Il veto, finora limitato a banche e intermediari finanziari, imposto ora dalla Manovra a tutti i soggetti per la compensazione dei crediti di imposta con i debiti previdenziali e contributivi pone imprese e famiglie interessate di fronte a uno scenario decisamente preoccupante. A partire dal 1° luglio 2026, infatti, la compensazione sarà consentita solo per i crediti d’imposta emergenti dalle dichiarazioni annuali, escludendo dunque quelli maturati a seguito dell’acquisizione dei bonus edilizi e di altri incentivi.

La riduzione dell’ambito di compensazione rischia così di rendere inutilizzabili, in tutto o in parte, le rate dei crediti d’imposta relativi ai bonus edilizi, con conseguenti danni economici e finanziari per le imprese.

Alla luce di quanto riportato all’articolo 26 del testo, anche l’efficacia della già annunciata estensione dell’aliquota del 110% nella normativa sul Superbonus anche alle istanze di contributo presentate prima del 30 marzo 2024, sulla quale l’associazione si era espressa positivamente, appare inevitabilmente compromessa. Lo stesso dicasi per gli strumenti messi in campo per sostenere gli investimenti, come i crediti d’imposta Industria 4.0, Transizione 5.0 e ricerca e sviluppo e la cultura come il Tax credit cinema.

Per le CNA di Fermo, Macerata e Ascoli Piceno, rappresentate dai Presidenti Emiliano Tomassini, Simone Giglietti e Arianna Trillini, questa modifica comprometterà la pianificazione finanziaria di migliaia di imprese provocando gravi tensioni di liquidità, in particolare per le imprese del comparto casa che hanno applicato lo sconto in fattura e stanno legittimamente utilizzando i crediti fiscali per compensare i propri debiti contributivi.

Un ulteriore nodo riguarda, infine, le scadenze imposte per il completamento degli interventi. Considerata la mole di interventi ancora da realizzare e la complessità delle pratiche amministrative, è realistico pensare che le oltre 5.000 richieste non potranno essere portate a termine entro il 2026. Sarà dunque indispensabile prevedere, per tempo, un prolungamento dei termini al 2027, in modo da evitare nuove incertezze e garantire la conclusione degli interventi in condizioni sostenibili per imprese e famiglie.

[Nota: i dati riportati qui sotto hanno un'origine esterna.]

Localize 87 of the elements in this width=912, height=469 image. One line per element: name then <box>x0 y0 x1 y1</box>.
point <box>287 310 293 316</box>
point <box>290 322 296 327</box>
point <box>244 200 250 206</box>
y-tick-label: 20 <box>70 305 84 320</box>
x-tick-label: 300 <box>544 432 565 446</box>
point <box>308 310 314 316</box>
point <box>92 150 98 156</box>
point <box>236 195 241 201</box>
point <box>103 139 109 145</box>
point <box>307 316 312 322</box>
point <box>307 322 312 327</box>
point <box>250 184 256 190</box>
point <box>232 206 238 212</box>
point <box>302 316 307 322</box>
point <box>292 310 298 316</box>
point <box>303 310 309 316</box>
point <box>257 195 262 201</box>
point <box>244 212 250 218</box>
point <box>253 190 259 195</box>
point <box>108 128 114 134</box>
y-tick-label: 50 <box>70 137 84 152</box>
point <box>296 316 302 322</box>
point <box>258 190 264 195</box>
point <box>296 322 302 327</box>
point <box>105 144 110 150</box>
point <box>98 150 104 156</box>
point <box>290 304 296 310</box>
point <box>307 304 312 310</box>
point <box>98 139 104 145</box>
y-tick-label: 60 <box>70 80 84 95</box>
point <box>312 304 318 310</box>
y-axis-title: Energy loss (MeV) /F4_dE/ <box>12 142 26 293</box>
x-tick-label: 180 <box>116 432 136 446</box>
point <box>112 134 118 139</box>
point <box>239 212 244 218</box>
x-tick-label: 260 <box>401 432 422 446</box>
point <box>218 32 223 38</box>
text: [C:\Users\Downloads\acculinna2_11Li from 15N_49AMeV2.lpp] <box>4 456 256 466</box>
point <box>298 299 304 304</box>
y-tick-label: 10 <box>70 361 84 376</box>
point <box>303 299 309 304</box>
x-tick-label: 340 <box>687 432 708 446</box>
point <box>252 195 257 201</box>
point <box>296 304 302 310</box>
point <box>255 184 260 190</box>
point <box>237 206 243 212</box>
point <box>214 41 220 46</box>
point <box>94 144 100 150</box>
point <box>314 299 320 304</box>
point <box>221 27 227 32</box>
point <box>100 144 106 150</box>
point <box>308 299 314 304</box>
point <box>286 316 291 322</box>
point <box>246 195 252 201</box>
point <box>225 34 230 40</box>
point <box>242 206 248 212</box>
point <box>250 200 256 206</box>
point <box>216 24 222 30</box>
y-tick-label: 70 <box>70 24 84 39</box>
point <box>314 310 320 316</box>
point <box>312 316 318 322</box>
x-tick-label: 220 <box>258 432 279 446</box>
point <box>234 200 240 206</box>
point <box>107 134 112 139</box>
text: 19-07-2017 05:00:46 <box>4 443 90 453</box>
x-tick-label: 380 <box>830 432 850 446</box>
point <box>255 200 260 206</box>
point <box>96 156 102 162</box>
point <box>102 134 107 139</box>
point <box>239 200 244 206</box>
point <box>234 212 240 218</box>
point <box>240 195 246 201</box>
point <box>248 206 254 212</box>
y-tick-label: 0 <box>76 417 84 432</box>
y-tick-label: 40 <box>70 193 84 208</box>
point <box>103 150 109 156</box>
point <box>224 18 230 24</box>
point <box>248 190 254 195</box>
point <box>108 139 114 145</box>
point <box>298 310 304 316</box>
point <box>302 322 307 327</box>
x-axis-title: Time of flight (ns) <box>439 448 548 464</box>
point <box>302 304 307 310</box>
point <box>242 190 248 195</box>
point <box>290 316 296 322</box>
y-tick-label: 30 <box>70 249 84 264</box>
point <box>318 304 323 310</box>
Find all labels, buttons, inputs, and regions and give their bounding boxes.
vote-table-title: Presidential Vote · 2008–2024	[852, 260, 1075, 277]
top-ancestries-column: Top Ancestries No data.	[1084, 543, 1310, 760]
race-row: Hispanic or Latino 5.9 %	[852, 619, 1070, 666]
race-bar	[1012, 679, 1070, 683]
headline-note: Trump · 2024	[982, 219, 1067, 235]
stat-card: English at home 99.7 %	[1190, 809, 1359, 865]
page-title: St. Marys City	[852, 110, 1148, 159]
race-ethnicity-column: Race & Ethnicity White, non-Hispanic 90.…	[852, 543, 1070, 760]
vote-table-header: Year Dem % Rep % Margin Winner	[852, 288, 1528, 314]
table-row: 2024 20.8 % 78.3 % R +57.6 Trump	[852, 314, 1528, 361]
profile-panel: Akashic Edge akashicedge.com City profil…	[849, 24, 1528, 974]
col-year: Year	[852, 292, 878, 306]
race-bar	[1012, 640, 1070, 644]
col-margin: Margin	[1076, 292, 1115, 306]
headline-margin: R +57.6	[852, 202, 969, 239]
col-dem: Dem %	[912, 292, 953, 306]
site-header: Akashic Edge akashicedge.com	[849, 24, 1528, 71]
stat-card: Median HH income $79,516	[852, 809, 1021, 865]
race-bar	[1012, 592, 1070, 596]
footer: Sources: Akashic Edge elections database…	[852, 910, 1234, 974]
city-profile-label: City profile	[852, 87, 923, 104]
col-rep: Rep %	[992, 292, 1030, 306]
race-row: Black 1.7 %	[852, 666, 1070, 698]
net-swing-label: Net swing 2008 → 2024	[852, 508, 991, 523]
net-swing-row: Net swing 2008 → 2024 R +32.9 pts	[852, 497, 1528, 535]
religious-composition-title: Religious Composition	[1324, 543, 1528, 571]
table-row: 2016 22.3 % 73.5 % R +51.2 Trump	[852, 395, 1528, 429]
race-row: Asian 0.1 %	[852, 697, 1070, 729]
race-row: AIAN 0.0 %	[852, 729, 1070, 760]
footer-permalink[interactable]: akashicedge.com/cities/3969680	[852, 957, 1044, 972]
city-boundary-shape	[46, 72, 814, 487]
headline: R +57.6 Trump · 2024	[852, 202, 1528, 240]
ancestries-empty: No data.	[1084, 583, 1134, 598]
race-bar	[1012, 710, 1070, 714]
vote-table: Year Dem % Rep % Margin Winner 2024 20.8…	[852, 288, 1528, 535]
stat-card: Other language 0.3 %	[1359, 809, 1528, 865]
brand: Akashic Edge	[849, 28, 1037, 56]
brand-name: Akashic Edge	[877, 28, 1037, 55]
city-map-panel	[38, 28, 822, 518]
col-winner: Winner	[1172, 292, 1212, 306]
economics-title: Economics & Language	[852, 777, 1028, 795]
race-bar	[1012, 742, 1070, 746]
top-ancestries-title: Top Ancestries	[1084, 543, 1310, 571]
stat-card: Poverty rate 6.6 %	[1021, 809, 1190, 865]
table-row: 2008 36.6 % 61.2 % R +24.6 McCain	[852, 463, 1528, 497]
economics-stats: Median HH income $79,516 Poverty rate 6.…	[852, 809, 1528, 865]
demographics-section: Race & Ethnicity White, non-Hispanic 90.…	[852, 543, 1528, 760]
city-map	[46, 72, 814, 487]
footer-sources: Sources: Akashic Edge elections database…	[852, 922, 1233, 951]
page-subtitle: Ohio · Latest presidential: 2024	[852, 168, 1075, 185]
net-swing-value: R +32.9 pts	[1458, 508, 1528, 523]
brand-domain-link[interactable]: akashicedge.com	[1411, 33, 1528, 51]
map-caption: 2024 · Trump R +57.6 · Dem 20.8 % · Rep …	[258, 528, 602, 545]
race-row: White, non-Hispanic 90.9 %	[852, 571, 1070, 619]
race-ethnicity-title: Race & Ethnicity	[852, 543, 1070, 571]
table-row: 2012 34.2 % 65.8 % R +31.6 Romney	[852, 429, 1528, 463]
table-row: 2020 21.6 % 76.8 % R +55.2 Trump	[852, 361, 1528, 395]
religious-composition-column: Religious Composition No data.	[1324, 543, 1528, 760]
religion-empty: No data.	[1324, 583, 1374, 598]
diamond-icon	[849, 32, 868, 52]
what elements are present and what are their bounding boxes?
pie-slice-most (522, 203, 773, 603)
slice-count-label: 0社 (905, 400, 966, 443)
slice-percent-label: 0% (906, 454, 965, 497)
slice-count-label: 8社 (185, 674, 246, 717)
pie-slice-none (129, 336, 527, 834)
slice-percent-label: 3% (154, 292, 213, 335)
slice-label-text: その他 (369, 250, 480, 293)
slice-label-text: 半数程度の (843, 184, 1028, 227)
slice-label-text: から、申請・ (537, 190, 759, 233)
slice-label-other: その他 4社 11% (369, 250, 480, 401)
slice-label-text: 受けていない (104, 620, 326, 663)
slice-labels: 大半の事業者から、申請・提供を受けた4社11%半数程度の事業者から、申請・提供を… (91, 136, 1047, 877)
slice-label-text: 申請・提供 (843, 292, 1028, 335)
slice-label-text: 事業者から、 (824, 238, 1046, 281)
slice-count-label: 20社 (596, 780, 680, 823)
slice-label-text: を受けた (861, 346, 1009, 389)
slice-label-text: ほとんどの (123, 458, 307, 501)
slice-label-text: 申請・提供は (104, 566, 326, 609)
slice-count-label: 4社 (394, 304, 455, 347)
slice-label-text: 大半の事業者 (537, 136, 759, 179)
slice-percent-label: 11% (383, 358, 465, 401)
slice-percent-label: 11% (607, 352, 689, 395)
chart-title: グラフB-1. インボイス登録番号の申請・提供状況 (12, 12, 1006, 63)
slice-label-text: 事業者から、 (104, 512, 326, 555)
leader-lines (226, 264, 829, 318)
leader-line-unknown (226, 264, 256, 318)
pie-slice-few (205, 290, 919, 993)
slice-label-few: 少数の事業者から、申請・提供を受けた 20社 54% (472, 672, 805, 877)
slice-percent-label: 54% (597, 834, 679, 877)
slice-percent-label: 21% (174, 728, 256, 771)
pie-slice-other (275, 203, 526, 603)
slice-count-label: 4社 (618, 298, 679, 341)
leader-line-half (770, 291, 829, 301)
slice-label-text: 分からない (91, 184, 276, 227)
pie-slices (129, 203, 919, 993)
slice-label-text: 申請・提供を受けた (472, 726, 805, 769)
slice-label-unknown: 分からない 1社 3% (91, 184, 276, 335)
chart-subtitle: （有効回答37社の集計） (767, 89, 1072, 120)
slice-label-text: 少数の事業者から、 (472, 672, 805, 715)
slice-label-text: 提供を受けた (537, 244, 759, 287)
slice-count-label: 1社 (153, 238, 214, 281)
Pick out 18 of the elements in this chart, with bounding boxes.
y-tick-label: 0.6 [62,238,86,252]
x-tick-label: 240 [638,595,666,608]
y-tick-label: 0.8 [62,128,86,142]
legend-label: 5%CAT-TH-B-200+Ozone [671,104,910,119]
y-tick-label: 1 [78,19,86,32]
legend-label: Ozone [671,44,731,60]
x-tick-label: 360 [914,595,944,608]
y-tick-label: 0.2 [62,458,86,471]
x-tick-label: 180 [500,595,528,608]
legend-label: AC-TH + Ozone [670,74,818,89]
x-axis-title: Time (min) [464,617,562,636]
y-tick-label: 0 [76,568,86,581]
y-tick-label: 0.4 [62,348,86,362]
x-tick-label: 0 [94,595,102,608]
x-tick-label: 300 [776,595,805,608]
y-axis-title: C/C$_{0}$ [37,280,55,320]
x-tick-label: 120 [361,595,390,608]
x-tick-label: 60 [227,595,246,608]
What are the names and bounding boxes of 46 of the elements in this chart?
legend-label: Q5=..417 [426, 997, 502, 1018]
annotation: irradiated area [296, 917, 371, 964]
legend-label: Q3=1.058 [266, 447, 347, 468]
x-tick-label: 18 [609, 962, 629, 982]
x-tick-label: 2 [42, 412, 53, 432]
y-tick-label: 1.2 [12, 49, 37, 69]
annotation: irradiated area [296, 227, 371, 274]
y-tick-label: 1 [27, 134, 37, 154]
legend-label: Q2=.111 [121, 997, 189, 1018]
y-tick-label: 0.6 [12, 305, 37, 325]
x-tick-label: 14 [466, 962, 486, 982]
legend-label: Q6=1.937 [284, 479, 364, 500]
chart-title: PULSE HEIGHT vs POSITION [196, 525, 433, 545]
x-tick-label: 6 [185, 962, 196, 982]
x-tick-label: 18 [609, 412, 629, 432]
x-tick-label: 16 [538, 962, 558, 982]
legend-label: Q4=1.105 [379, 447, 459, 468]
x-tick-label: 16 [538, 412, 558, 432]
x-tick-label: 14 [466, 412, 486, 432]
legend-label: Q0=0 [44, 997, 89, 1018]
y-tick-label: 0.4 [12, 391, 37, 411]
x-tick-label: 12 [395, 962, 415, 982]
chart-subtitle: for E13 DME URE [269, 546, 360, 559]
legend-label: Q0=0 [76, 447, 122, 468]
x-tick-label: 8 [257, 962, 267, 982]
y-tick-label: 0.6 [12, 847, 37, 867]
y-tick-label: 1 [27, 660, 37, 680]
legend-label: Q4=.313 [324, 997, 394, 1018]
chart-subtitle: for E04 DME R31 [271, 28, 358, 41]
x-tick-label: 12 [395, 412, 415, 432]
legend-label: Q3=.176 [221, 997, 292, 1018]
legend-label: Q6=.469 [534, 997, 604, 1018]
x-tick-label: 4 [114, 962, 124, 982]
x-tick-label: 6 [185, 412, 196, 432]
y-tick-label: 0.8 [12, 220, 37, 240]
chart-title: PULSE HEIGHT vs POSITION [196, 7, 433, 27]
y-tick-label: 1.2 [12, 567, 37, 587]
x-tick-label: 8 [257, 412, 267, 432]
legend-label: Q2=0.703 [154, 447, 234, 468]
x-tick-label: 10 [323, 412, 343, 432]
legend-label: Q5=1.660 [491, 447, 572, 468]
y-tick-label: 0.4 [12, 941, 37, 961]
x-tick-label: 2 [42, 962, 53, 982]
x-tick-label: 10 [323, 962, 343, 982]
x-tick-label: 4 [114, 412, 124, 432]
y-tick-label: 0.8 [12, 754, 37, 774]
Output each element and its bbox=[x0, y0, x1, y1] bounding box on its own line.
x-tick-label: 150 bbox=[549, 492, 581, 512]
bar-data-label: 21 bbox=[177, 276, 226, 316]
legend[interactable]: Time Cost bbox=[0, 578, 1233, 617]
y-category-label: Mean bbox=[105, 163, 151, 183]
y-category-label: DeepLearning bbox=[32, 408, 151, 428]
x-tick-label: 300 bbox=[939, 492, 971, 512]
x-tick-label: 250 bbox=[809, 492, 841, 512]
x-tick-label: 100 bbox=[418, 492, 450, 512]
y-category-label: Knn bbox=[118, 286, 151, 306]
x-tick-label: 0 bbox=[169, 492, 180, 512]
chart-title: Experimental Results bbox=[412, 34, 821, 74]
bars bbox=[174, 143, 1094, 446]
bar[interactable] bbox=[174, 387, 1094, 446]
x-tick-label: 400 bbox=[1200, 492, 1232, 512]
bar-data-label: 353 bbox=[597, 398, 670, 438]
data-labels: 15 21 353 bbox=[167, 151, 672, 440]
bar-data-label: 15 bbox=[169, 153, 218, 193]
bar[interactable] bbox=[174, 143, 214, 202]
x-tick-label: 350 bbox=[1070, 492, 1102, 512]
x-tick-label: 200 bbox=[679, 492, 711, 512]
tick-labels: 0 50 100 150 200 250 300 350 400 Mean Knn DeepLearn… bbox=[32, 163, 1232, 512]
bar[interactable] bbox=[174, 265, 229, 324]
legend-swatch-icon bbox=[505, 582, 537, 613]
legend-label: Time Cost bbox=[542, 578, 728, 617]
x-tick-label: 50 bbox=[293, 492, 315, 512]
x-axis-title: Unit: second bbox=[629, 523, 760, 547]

«Nonostante l’apprezzamento espresso per la scelta di estendere il 110% a tutte le pratiche di ricostruzione, indipendentemente dalla data di presentazione, è necessario segnalare che senza strumenti finanziari adeguati questa misura rischia di restare incompiuta - affermano i Presidenti Tomassini, Giglietti e Trillini - La ricostruzione non può procedere a scadenze ravvicinate e senza certezze operative, bensì con una prospettiva stabile e una programmazione che consenta di lavorare con continuità e portare a termine gli interventi».